A Better Phonetic Alphabet
This is a collaboration with Tomer Braff (@Jumplion) whom I met in the Summer of Math Exposition community.
A phonetic alphabet, also known as a spelling alphabet, is used to distinguish letters when spelling out words. Letters are given names, like Alfa, Bravo, Charlie, and so on…
We wanted to know if there is a combination of words that is even easier to tell apart by their pronunciations.
Phonemes
We used the CMU Pronouncing Dictionary, which is a large list of words with their pronunciations. It uses the ARPABET notation, which gives each phoneme (a vowel or consonant sound) a unique ASCII sequence.
Tomer then recorded each phoneme with his voice and created a dataset.
How we hear
I used CoNNear to simulate how the cochlea
in our ears would respond to each phoneme sound. Here’s it’s output for the EY phoneme:

The cochlea in our ears has a tapering basilar membrane. When we hear a sound, different parts of this membrane vibrate based on the frequencies present in the sound.
The thicker parts of this tapering membrane resonate with lower frequencies, while the thinner parts resonate with higher frequencies. Indeed, our ears perform an analog variation of the Fourier Transform for every sound we hear!
Based on research about which frequencies we can tell apart, the model’s frequency axis is divided into 201 bins. Across time, each bin oscillates back and forth (blue and red) about its mean position (white).
The benefit of using CoNNear over a DFT is that we can work with a representation that is very close to how we perceive sounds.
Creating a phoneme distance function
There are a few different ways we could go about this. Given that phoneme sounds are very short, and
that they are usually static sounds, I decided to aggregate the CoNNear output over time. Here are
the frequency distributions for AA, AE, and L respectively:

Notice how AA and AE have similar looking frequency distributions, while L looks different
from them.
If we consider each frequency bin to be a dimension of a vector space, then our frequency distributions become 201-dimensional vectors.

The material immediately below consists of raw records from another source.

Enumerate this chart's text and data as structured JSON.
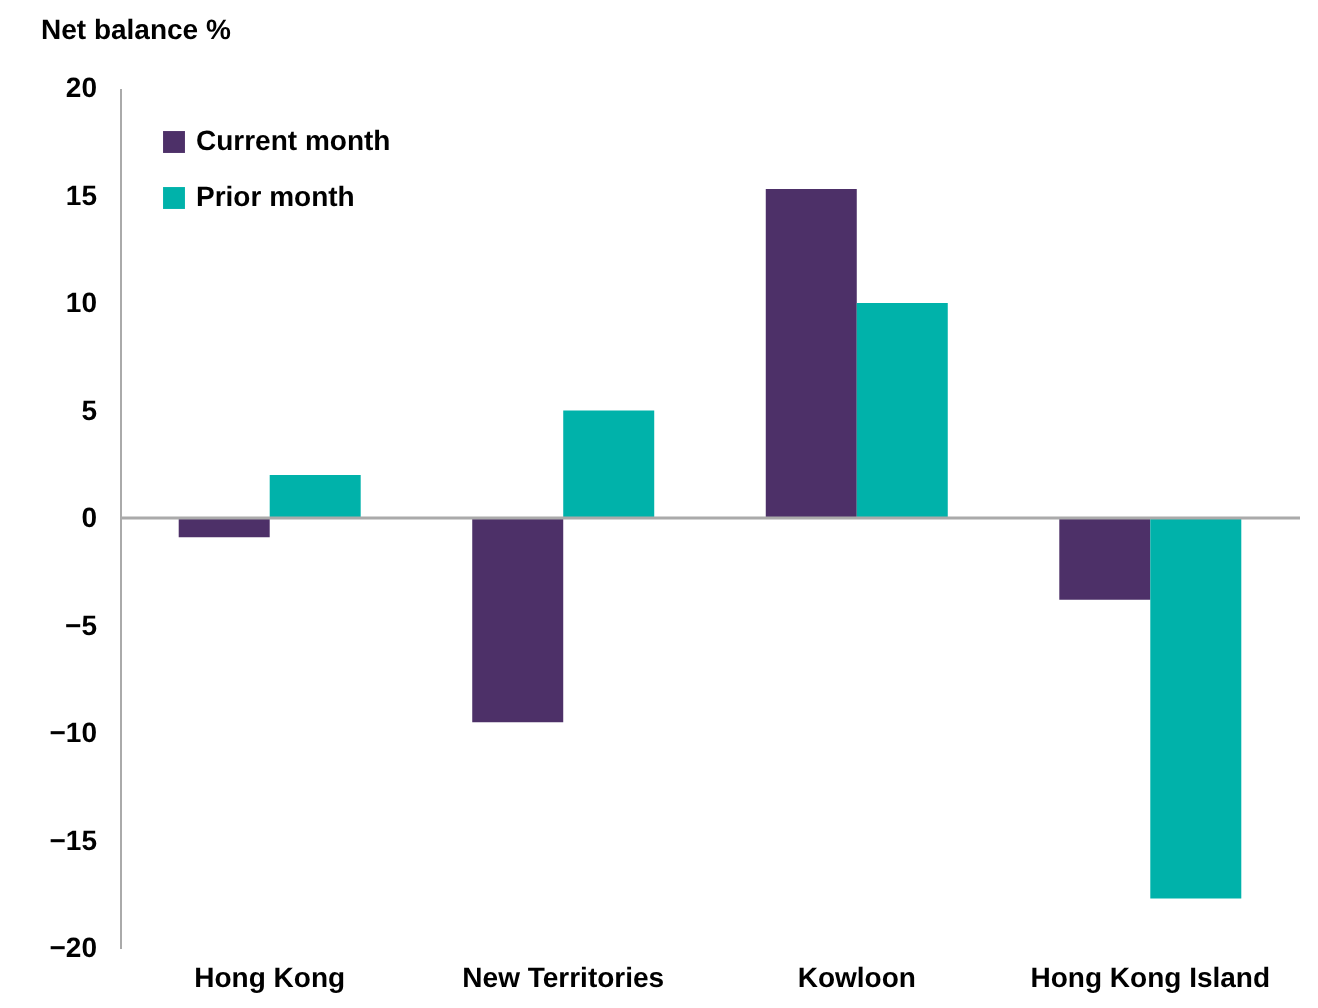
{
  "chart_data": {
    "type": "bar",
    "ylabel": "Net balance %",
    "categories": [
      "Hong Kong",
      "New Territories",
      "Kowloon",
      "Hong Kong Island"
    ],
    "series": [
      {
        "name": "Current month",
        "color": "#4d3068",
        "values": [
          -0.9,
          -9.5,
          15.3,
          -3.8
        ]
      },
      {
        "name": "Prior month",
        "color": "#00b2aa",
        "values": [
          2.0,
          5.0,
          10.0,
          -17.7
        ]
      }
    ],
    "ylim": [
      -20,
      20
    ],
    "yticks": [
      -20,
      -15,
      -10,
      -5,
      0,
      5,
      10,
      15,
      20
    ],
    "ref_lines": [
      {
        "axis": "y",
        "value": 0,
        "color": "#aaaaaa"
      }
    ],
    "legend": "top left"
  }
}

Quantifying the similarity between two phonemes is then as simple as finding the Euclidean distance between their vectors.

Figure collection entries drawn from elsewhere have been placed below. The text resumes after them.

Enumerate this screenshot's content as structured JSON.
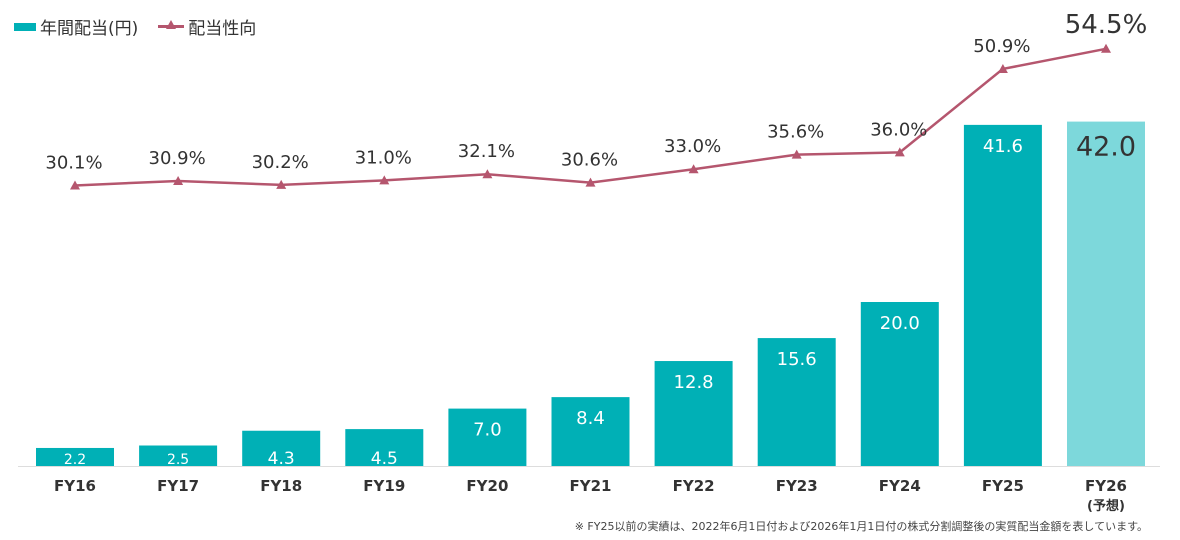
{
  "legend": {
    "bar_label": "年間配当(円)",
    "line_label": "配当性向"
  },
  "footnote": "※ FY25以前の実績は、2022年6月1日付および2026年1月1日付の株式分割調整後の実質配当金額を表しています。",
  "colors": {
    "bar": "#00B0B6",
    "bar_forecast": "#7DD8DB",
    "line": "#B5566E",
    "axis": "#DDDDDD",
    "bar_label_text": "#ffffff",
    "forecast_label_text": "#333333"
  },
  "chart_data": {
    "type": "bar",
    "categories": [
      "FY16",
      "FY17",
      "FY18",
      "FY19",
      "FY20",
      "FY21",
      "FY22",
      "FY23",
      "FY24",
      "FY25",
      "FY26"
    ],
    "category_sublabels": [
      "",
      "",
      "",
      "",
      "",
      "",
      "",
      "",
      "",
      "",
      "(予想)"
    ],
    "series": [
      {
        "name": "年間配当(円)",
        "type": "bar",
        "values": [
          2.2,
          2.5,
          4.3,
          4.5,
          7.0,
          8.4,
          12.8,
          15.6,
          20.0,
          41.6,
          42.0
        ],
        "labels": [
          "2.2",
          "2.5",
          "4.3",
          "4.5",
          "7.0",
          "8.4",
          "12.8",
          "15.6",
          "20.0",
          "41.6",
          "42.0"
        ],
        "forecast_index": 10
      },
      {
        "name": "配当性向",
        "type": "line",
        "marker": "triangle",
        "values": [
          30.1,
          30.9,
          30.2,
          31.0,
          32.1,
          30.6,
          33.0,
          35.6,
          36.0,
          50.9,
          54.5
        ],
        "labels": [
          "30.1%",
          "30.9%",
          "30.2%",
          "31.0%",
          "32.1%",
          "30.6%",
          "33.0%",
          "35.6%",
          "36.0%",
          "50.9%",
          "54.5%"
        ]
      }
    ],
    "legend_position": "top-left",
    "grid": false
  }
}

Finding better phonetic alphabets
Tomer used this similarity infomation and the CMU Dictionary to find the most distinct sounding alphabet using graph search algorithms.

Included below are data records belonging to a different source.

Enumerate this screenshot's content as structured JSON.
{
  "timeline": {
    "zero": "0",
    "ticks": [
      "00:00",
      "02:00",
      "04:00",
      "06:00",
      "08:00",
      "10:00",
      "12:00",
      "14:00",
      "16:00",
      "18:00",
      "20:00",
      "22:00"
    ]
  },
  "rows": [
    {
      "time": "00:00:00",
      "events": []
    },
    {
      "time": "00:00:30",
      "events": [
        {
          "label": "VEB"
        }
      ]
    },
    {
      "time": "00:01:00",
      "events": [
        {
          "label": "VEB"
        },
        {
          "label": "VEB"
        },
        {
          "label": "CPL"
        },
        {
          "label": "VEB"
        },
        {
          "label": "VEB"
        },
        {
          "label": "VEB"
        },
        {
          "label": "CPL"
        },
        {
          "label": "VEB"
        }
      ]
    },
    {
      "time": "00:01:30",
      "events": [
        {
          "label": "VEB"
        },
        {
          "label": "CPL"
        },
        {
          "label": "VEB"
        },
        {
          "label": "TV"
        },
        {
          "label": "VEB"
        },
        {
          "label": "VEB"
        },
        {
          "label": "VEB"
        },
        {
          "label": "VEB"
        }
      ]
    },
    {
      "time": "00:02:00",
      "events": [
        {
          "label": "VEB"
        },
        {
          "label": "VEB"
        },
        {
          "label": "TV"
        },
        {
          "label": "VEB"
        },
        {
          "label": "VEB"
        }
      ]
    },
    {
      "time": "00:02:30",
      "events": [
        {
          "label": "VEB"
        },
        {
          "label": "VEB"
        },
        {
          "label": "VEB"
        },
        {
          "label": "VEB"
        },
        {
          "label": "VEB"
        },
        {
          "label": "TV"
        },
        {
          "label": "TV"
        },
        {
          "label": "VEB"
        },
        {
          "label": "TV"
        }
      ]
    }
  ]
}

There are several factors which need to be considered here. The chosen words need to evoke the sound of their letter, and we don’t want super long words like antidisestablishmentarianism! There are also a large number of computations which need to be made.
He shares these details and our results in this video which became an entry for the Summer of Math Exposition 4.
Closing words
I was not sure if it would even be possible for me to make a similarity function for the phonemes. Tomer encouraged me to go for it, and said that anything I’d make would be appreciated. And I’d like to think the method we found is quite neat!
There are still things we can improve. For example, we can include temporal information of each phoneme recording, because not all of them are really static. We have some work on a follow up, but that’s a story for another time.